Mi corazón estaba desbocado y aquello tan sólo existía en mis sueños, en los más dulces y eróticos. Busqué instintivamente su boca y percibí entonces sus colmillos haciéndome que me apartara.
-Eres un demonio.-Comenté preocupado.
-Soy un vampiro, un humano eterno.-Respondió arrojando sus prendas a un lado de la habitación.
-Tómame.-Dije arrojándome al colchón para sentir luego el peso de su cuerpo.
Sus manos me acariciaban como si fuera una de sus esculturas a barro, se deslizaban por mi pecho hasta mi vientre y después hasta la entrada de mis nalgas. Al sentir en esa zona sus caricias noté que mi miembro reaccionaba excitado. Cuando introdujo uno de sus dedos en mí me miró divertido y me cortó la respiración con un beso salvaje. Sus dientes atrapaban mis labios y tiraban de ellos, su lengua se desbocaba en mi boca y su saliva saciaba la sed que sentía. Mi cuerpo comenzaba a arder y el calor a emanar de mí. Sudaba bajo su figura y su mirada me destrozaba aplastándome contra la almohada. Yo no hacía nada, tan sólo me dejaba guiar y usar a la vez. Abrí bien mis piernas, eso le llevó a dejarse de juegos y sumergirse en mí. Su miembro entró deslizándose con dificultad, necesitó tres intentos para cruzar la barrera y tocar las profundidades de mi interior. Sus cabellos rozaban mi pecho mientras lo besaba y entonces comenzó a moverse con fuerza. Gritaba de placer y dolor, sentía que me rompía en dos y él disfrutaba. Sonreía encantado y jadeaba. Cuando se apoyó sobre el cabezal supe que iba a aumentar el ritmo de una forma frenética. Mis piernas estaban alzadas de tal forma que parte de mi espalda estaba despegada de la cama. Apoyó en ese momento mis piernas sobre los hombros y comenzó a moverse velozmente. El placer inundaba cada milímetro de mi alma e hizo que mi esencia manchara mi vientre, además de parte de su torso. Sus caderas llevaban un baile frenético y yo ya estaba saciado, sin embargo gemía arañando el techo con el volumen de mi voz. Entonces de su garganta emanó un grito de exclamación de poder, livinidosidad y satisfacción. En esa milésima de segundo sentí su que se vertía dentro de mí, su esencia cálida se pegaba a las paredes de mi entrada y sonreía eufórico por el trabajo bien hecho.
-Eres mío.-Dijo mostrando sus dientes para clavarlos en mi cuello. Bebió de mí con una ferocidad pasmosa para después darme a beber de su muñeca. Me convirtió en ese mismo instante y yo me convertí en un inmortal.

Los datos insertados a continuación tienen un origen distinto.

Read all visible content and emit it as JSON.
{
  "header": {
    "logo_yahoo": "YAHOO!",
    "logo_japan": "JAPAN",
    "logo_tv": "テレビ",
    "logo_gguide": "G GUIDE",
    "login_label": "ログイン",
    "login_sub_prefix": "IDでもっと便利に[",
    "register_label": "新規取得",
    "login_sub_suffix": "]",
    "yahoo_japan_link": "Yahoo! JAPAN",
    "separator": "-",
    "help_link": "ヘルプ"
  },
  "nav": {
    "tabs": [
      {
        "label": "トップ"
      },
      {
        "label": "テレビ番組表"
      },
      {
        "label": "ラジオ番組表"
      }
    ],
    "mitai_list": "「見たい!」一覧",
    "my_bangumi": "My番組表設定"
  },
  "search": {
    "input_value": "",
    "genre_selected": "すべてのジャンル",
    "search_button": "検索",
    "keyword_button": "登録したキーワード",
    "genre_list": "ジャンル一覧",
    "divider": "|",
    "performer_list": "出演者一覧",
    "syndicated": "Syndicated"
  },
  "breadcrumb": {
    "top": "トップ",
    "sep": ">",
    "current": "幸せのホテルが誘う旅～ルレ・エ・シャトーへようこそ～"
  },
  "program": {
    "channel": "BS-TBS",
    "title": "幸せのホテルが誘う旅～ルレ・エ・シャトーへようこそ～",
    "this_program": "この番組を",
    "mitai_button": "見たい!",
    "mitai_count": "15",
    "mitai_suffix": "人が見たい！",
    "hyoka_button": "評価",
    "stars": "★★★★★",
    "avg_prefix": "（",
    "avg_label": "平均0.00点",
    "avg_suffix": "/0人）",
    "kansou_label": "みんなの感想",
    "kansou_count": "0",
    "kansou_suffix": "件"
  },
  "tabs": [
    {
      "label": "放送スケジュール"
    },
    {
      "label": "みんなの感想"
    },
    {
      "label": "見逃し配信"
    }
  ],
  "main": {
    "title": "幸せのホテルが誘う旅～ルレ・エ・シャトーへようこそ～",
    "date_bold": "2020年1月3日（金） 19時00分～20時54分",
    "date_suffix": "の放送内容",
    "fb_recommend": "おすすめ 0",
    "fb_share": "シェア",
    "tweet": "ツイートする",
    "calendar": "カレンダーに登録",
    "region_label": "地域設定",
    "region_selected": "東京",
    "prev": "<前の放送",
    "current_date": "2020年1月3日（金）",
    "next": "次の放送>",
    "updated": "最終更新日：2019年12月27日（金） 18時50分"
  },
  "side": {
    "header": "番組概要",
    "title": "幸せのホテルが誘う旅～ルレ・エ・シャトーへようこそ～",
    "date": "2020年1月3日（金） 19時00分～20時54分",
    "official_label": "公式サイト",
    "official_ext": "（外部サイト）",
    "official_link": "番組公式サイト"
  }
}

Durante un año me convertí en fiel de sus caricias, el sexo se volvió necesidad y cuando él se negaba a dármelo como señal de castigo lo buscaba en otros. Me convertí en la puta de Roma. Mis compañeros de convento no sólo hacían oídos sordos, sino que venían a mi alcoba en busca del hombre que jamás se saciaba. Una noche corrí en busca de Gabriel para mostrarle un dibujo que realicé de su cuerpo desnudo y no estaba. Se había marchado, no dejó si quiera una nota y pensé que quizás era otro de sus enfados. Comencé a llorar culpando de ese frenesí, que era como un canto de sirena, y que en vez de callarlo lo saciaba. Él me abandonó, me había dejado y hasta hace unas horas no había vuelto a verlo. Apareció de repente en mi cama abrazándome, haciendo que sintiera su aroma y yo caía en sus redes a pesar que había jurado fidelidad a un muchacho.